U.S. Restricts Six Banks Over Mortgage Problems
Failure to comply with enforcement orders draws OCC fire
BY VICTORIA MCGRANE
WASHINGTON—The Office Comptroller of the Currency imposed restrictions on the mortgage-servicing operations of six banks, including the national bank arms of J.P. Morgan Chase & Co. and Wells Fargo & Co., for failing to fully comply with enforcement orders related to home foreclosure abuses.
The OCC said on Wednesday the six banks had not met all the requirements of consent orders issued in 2011 related to foreclosure-processing mistakes. The 2011 orders triggered a controversial probe into major U.S. banks’ foreclosure files to determine how many borrowers should be compensated and were amended in 2013 when the OCC and the Federal Reserve decided to halt the review before it was finished. The regulators ultimately reached a settlement with 15 banks related to foreclosure problems.
The national bank units of EverBank Financial Corp., HSBC Holdings PLC, Santander Holdings USA Inc. and U.S. Bancorp were also hit with additional penalties for failing to complete “required corrective actions,” the OCC said.
OCC didn’t immediately indicate what corrective actions each bank had failed to complete.
The penalties on the six banks involve restrictions on their mortgage servicing operations, including limits on the banks’ ability to acquire residential mortgage servicing rights or outsource their existing mortgage servicing rights. Many banks have pulled back significantly from the mortgage-servicing industry in recent years but OCC officials said in a conference call that mortgage servicing remains a “significant activity” for each of the six banks.

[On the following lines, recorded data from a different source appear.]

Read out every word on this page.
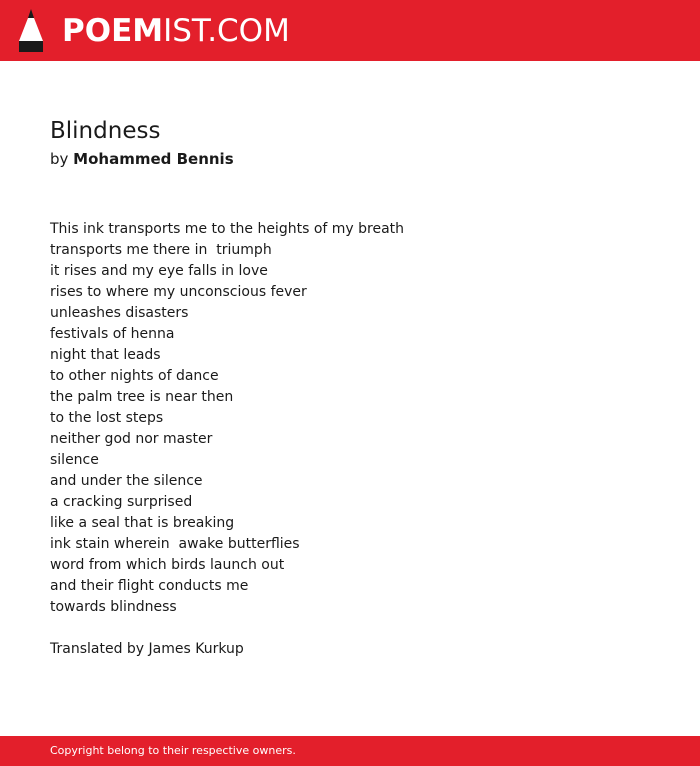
POEMIST.COM
Blindness
by Mohammed Bennis
This ink transports me to the heights of my breath
transports me there in  triumph
it rises and my eye falls in love
rises to where my unconscious fever
unleashes disasters
festivals of henna
night that leads
to other nights of dance
the palm tree is near then
to the lost steps
neither god nor master
silence
and under the silence
a cracking surprised
like a seal that is breaking
ink stain wherein  awake butterflies
word from which birds launch out
and their flight conducts me
towards blindness
Translated by James Kurkup
Copyright belong to their respective owners.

“For a number of these institutions, increasing the servicing book is still a significant part of their business strategy,” said Morris Morgan,a deputy comptroller for large banks.
“We’ve made significant progress, which has earned us the highest ratings among large banks by the U.S. Department of the Treasury’s MHA Program and JD Power, and we believe we’re in a position to complete our remaining items by the end of the summer,” a J.P. Morgan spokeswoman said in an emailed statement.

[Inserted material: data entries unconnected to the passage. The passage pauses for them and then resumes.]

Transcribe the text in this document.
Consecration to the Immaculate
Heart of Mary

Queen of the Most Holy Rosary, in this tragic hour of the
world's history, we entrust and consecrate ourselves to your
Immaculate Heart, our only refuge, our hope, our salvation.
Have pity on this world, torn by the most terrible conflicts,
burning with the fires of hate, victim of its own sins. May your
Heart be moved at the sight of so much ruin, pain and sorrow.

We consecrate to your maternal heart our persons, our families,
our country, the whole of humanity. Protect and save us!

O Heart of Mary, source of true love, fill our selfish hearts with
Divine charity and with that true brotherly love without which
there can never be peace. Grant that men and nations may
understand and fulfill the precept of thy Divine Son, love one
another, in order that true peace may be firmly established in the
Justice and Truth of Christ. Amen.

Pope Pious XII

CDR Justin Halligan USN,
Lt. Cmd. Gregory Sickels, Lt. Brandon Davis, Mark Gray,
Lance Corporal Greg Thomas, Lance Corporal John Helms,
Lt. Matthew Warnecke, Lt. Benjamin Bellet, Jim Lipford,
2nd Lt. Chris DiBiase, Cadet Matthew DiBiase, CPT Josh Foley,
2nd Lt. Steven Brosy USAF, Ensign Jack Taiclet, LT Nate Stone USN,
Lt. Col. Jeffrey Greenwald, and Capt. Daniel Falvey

HSBC and Wells Fargo face the harshest restrictions of the six. Both are flatly prohibited from increasing the size of their mortgage book by purchasing servicing rights, entering into new contracts to do servicing for other parties and offshoring additional servicing activities. The other four banks must seek supervisory approval to take such actions. OCC officials said the difference reflects both the number and severity of the outstanding problems at those two banks.
OCC officials also said that additional enforcement actions will be taken against the six at a future date related to the foreclosure and mortgage-servicing problems but just what those are will depend on how quickly they address outstanding issues.

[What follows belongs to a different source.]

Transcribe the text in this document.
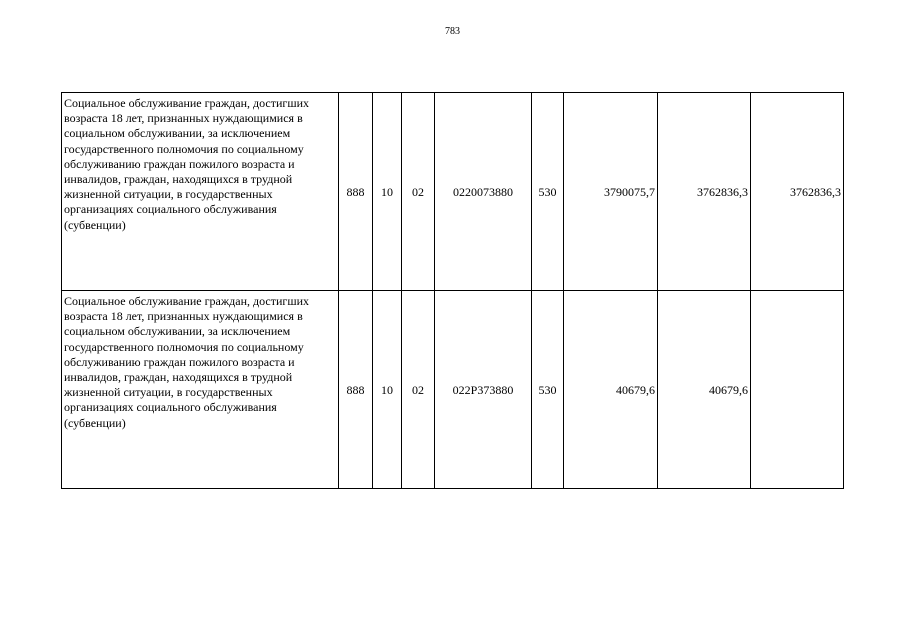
783
Социальное обслуживание граждан, достигших возраста 18 лет, признанных нуждающимися в социальном обслуживании, за исключением государственного полномочия по социальному обслуживанию граждан пожилого возраста и инвалидов, граждан, находящихся в трудной жизненной ситуации, в государственных организациях социального обслуживания (субвенции)	888	10	02	0220073880	530	3790075,7	3762836,3	3762836,3
Социальное обслуживание граждан, достигших возраста 18 лет, признанных нуждающимися в социальном обслуживании, за исключением государственного полномочия по социальному обслуживанию граждан пожилого возраста и инвалидов, граждан, находящихся в трудной жизненной ситуации, в государственных организациях социального обслуживания (субвенции)	888	10	02	022P373880	530	40679,6	40679,6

In addition, the OCC said it was lifting consent orders against three big banks related to the foreclosure probe—the national bank units of Bank of America Corp., Citigroup Inc. and PNC Financial Services Corp.
“Regulators recognized Bank of America’s improvement in the way we operate our mortgage business to better assist customers, particularly in times of financial difficulty. We have helped more than 2 million customers avoid foreclosure and put legacy mortgage issues behind us, including products and programs inherited from Countrywide,” a spokesman said in an email.
The OCC announced it would effectively end its role in the settlement program related to the foreclosure probe at the end of the year. The regulator said it would transfer any remaining uncashed payments to the states so borrowers can collect them there. The regulator expects to have about $280 million left at the end of the year to send to the states.
The OCC said that, to date, the program has distributed more than $2.7 billion to more than 3.2 million borrowers from banks overseen by the regulator, representing more than 90% of the total funds available.